Great read. Thank you for posting this. Having a mental illness has cost my children and me a lot -- for some years I had zero ability to parent on my own and recently am doing better with shared custody on weekends. I'm fortunate to have that ability and work hard to recover more -- but the question I have all the time is why is my ability to parent diminished and not supported because I have a mental illness? If I had what others considered a physical disability (mental illness is a brain disease and physical) would there be more parenting support, accomodations and options?
My husband and I are both bipolar and have had to deal with the stigma of it as parents time and time again.
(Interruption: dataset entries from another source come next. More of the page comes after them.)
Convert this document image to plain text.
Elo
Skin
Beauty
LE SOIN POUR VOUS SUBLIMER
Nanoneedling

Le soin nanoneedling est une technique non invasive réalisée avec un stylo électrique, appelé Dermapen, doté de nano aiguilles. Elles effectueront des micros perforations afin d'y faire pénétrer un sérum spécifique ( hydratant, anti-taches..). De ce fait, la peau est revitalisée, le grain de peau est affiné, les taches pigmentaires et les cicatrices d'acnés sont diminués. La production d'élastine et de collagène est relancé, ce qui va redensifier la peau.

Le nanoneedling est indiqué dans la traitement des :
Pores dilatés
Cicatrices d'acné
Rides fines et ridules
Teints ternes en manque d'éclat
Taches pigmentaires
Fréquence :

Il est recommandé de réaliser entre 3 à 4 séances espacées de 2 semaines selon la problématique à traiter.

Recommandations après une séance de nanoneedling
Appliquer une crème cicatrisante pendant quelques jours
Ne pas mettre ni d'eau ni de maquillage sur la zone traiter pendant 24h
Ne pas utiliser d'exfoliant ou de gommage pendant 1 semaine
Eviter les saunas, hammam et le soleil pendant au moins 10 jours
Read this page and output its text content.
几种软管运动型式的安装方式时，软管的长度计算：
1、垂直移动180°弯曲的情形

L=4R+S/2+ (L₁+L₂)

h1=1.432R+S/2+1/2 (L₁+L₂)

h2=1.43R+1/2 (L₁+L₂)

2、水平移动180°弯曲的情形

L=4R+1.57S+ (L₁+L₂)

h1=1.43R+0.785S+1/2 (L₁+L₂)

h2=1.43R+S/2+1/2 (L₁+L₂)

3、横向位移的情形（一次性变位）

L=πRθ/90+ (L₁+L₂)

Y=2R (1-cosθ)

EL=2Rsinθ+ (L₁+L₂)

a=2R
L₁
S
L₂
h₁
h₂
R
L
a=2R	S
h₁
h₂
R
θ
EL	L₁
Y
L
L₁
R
We've had our son taken from us when he was 2 years old and put into the care of my husband's mother for 6 months, mostly because we had/ have bi-polar disorder and because there were large stains on our apartment's carpet( said stains were there when we moved in). I kid you not, those were the two main items on our cps paperwork! We have had cps called on us by people we pissed off that, even though nothing was found to verify the complaints made and our son was found to be happy and healthy, lasted for months afterwards. You do not need to be "normal", to be good or even great parents. Our son is now 8 and is a very happy, healthy, intelligent, and well rounded boy, even with his own diagnosis of bipolar disorder and extreme ADHD. he also loves us very much. No, we are not perfect parents, but, like any parents raising their first child, we do our best and learn as we go. Mentally ill parents can be great parents, just like so called "normal" parents can be awful parents. Stop the stigma please.